Benchmarking my Java code using JUnitBenchmarks

As part of building some integration tests for my Java service code, I wanted to get some (micro-)benchmarks run against the tests. In C# we have the likes of NBenchmark (see my post Using NBench for performance testing), so it comes as no surprise to find libraries such as JUnitBenchmarks in Java.

Note: the JUnitBenchmarks site states it’s now deprecated in favour of using JMH, but I will cover it here anyway as it’s very simple to use and get started with and fits nicely in with existing JUnit code.

JUnitBenchmarks

First off we need to add the required dependency to our pom.xml, so add the following

<dependency>
   <groupId>com.carrotsearch</groupId>
   <artifactId>junit-benchmarks</artifactId>
   <version>0.7.2</version>
   <scope>test</scope>
</dependency>

JUnitBenchmarks, as the name suggests, integrates with JUnit. To enable our tests within the test runner we simply add a rule to the unit test, like this

public class SampleVerticleIntegrationTests {
    @Rule
    public TestRule benchmarkRule = new BenchmarkRule();

   // tests
}

This will report information on the test, like this

[measured 10 out of 15 rounds, threads: 1 (sequential)]
round: 1.26 [+- 1.04], round.block: 0.00 [+- 0.00], 
round.gc: 0.00 [+- 0.00], 
GC.calls: 5, GC.time: 0.19, 
time.total: 25.10, time.warmup: 0.00, 
time.bench: 25.10

The first line tells us that the test was actually executed 15 times (or rounds), but only 10 times was it “measured” the other 5 times were warm-ups all on a single thread – this is obviously the default for benchmarking, however what if we want to change these parameters…

If we want to be more specific about the benchmarking of various test methods we add the annotation @BenchmarkOptions, for example

@BenchmarkOptions(benchmarkRounds = 20, warmupRounds = 0)
@Test
public void testSave() {
   // our code
}

As can be seen, this is a standard test but the annotation tells JUnitBenchmarks will run the test 20 times (with no warm-up runs) and then report the benchmark information, for example

[measured 20 out of 20 rounds, threads: 1 (sequential)]
round: 1.21 [+- 0.97], round.block: 0.00 [+- 0.00], 
round.gc: 0.00 [+- 0.00], 
GC.calls: 4, GC.time: 0.22, 
time.total: 24.27, time.warmup: 0.00, 
time.bench: 24.27

As you can see the first line tells us the code was measured 20 times on a single thread with no warm-ups (as we specified).

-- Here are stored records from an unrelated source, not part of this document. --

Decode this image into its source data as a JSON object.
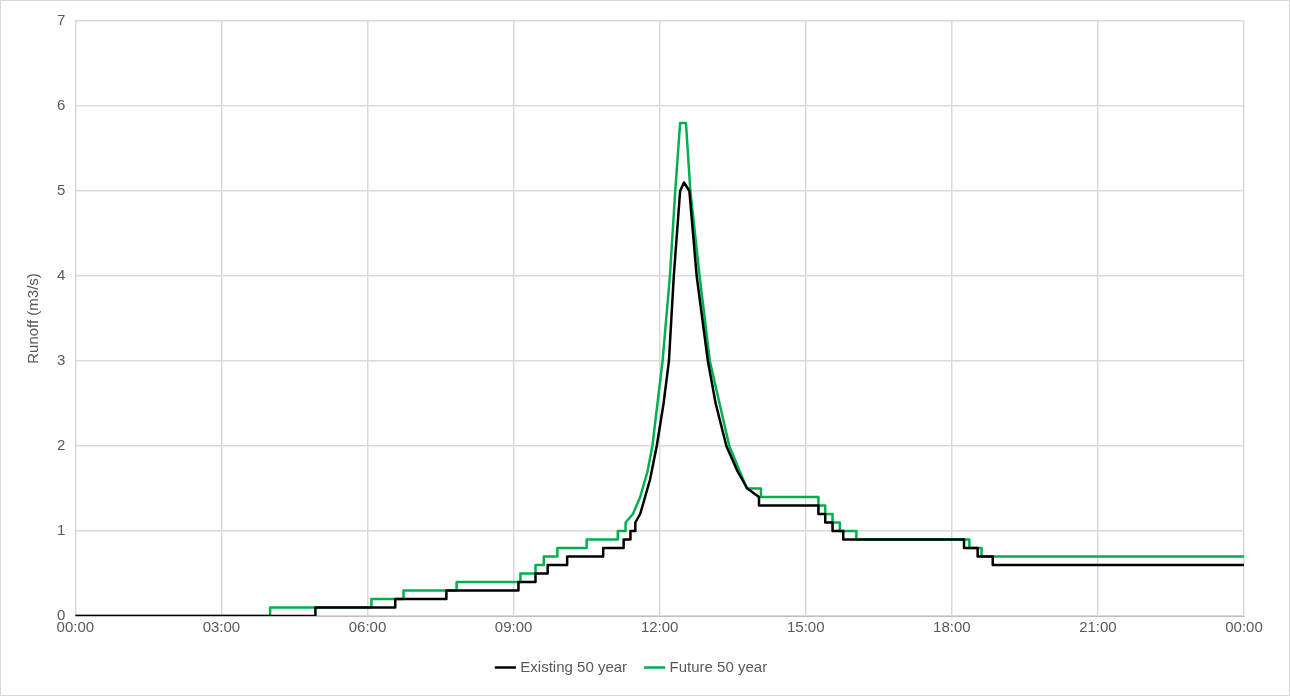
{
  "chart_data": {
    "type": "line",
    "ylabel": "Runoff (m3/s)",
    "xlim": [
      0,
      24
    ],
    "xticks": [
      {
        "value": 0,
        "label": "00:00"
      },
      {
        "value": 3,
        "label": "03:00"
      },
      {
        "value": 6,
        "label": "06:00"
      },
      {
        "value": 9,
        "label": "09:00"
      },
      {
        "value": 12,
        "label": "12:00"
      },
      {
        "value": 15,
        "label": "15:00"
      },
      {
        "value": 18,
        "label": "18:00"
      },
      {
        "value": 21,
        "label": "21:00"
      },
      {
        "value": 24,
        "label": "00:00"
      }
    ],
    "ylim": [
      0,
      7
    ],
    "yticks": [
      0,
      1,
      2,
      3,
      4,
      5,
      6,
      7
    ],
    "grid": true,
    "legend": "bottom",
    "marker": "none",
    "line_style": "solid",
    "series": [
      {
        "name": "Existing 50 year",
        "color": "#000000",
        "x": [
          0,
          4.93,
          4.93,
          6.57,
          6.57,
          7.62,
          7.62,
          9.1,
          9.1,
          9.45,
          9.45,
          9.7,
          9.7,
          10.1,
          10.1,
          10.84,
          10.84,
          11.26,
          11.26,
          11.4,
          11.4,
          11.5,
          11.5,
          11.6,
          11.7,
          11.8,
          11.94,
          12.08,
          12.19,
          12.29,
          12.42,
          12.5,
          12.61,
          12.76,
          12.99,
          13.15,
          13.37,
          13.6,
          13.8,
          14.04,
          14.04,
          15.26,
          15.26,
          15.4,
          15.4,
          15.55,
          15.55,
          15.77,
          15.77,
          18.25,
          18.25,
          18.53,
          18.53,
          18.84,
          18.84,
          24
        ],
        "values": [
          0,
          0,
          0.1,
          0.1,
          0.2,
          0.2,
          0.3,
          0.3,
          0.4,
          0.4,
          0.5,
          0.5,
          0.6,
          0.6,
          0.7,
          0.7,
          0.8,
          0.8,
          0.9,
          0.9,
          1.0,
          1.0,
          1.1,
          1.2,
          1.4,
          1.6,
          2,
          2.5,
          3,
          4,
          5,
          5.1,
          5,
          4,
          3,
          2.5,
          2,
          1.7,
          1.5,
          1.4,
          1.3,
          1.3,
          1.2,
          1.2,
          1.1,
          1.1,
          1.0,
          1.0,
          0.9,
          0.9,
          0.8,
          0.8,
          0.7,
          0.7,
          0.6,
          0.6
        ]
      },
      {
        "name": "Future 50 year",
        "color": "#00b050",
        "x": [
          0,
          4.0,
          4.0,
          6.08,
          6.08,
          6.74,
          6.74,
          7.83,
          7.83,
          9.14,
          9.14,
          9.45,
          9.45,
          9.62,
          9.62,
          9.9,
          9.9,
          10.5,
          10.5,
          11.14,
          11.14,
          11.3,
          11.3,
          11.45,
          11.6,
          11.75,
          11.85,
          12.06,
          12.21,
          12.32,
          12.42,
          12.54,
          12.63,
          12.82,
          13.03,
          13.43,
          13.79,
          14.08,
          14.08,
          15.26,
          15.26,
          15.4,
          15.4,
          15.55,
          15.55,
          15.7,
          15.7,
          16.04,
          16.04,
          18.36,
          18.36,
          18.61,
          18.61,
          24
        ],
        "values": [
          0,
          0,
          0.1,
          0.1,
          0.2,
          0.2,
          0.3,
          0.3,
          0.4,
          0.4,
          0.5,
          0.5,
          0.6,
          0.6,
          0.7,
          0.7,
          0.8,
          0.8,
          0.9,
          0.9,
          1.0,
          1.0,
          1.1,
          1.2,
          1.4,
          1.7,
          2,
          3,
          4,
          5,
          5.8,
          5.8,
          5,
          4,
          3,
          2,
          1.5,
          1.5,
          1.4,
          1.4,
          1.3,
          1.3,
          1.2,
          1.2,
          1.1,
          1.1,
          1.0,
          1.0,
          0.9,
          0.9,
          0.8,
          0.8,
          0.7,
          0.7
        ]
      }
    ]
  }
}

I’m not going to cover build integration here, but checkout JUnitBenchmarks: Build Integration for such information.

What do the results actually mean?

I’ll pretty much recreate what’s on Class Result here.

Let’s look at these results…

[measured 20 out of 20 rounds, threads: 1 (sequential)]
round: 1.21 [+- 0.97], round.block: 0.00 [+- 0.00], 
round.gc: 0.00 [+- 0.00], 
GC.calls: 4, GC.time: 0.22, 
time.total: 24.27, time.warmup: 0.00, 
time.bench: 24.27

We’ve already seen that the first line tells us how many times the test was run, and how many of those runs were warm-ups. It also tells us how many threads were used in this benchmark.

round tells us the average round time in seconds (hence the example took 1.21 seconds with a stddev of +/- 0.97 seconds).
round.block tells us the average (and stddev) of blocked threads, in this example there’s no concurrency hence 0.00.
round.gc tells us the average and stddev of the round’s GC time.
GC.calls tells us the number of times GC was invoked (in this example 4 times).
GC.time tels us the accumulated time take invoking the GC (0.22 seconds in this example).
time.total tells us the total benchmark time which includes benchmarking and GC overhead.
time.warmup tells us the total warmup time which includes benchmarking and GC overhead.

Caveats

Apart from the obvious caveat that this library has been marked as deprecated (but I feel it’s still useful), when benchmarking you have to be aware that, the results may be dependent upon outside factors, such as memory available, maybe hard disk/SSD speed if tests include any file I/O, network latency etc. So such figures are best seen as approximates of performance etc.

Also there’s seems to be no way to “fail” a test, for example if the test exceeds a specified time or more GC’s than x are seen, so treat these more as informational.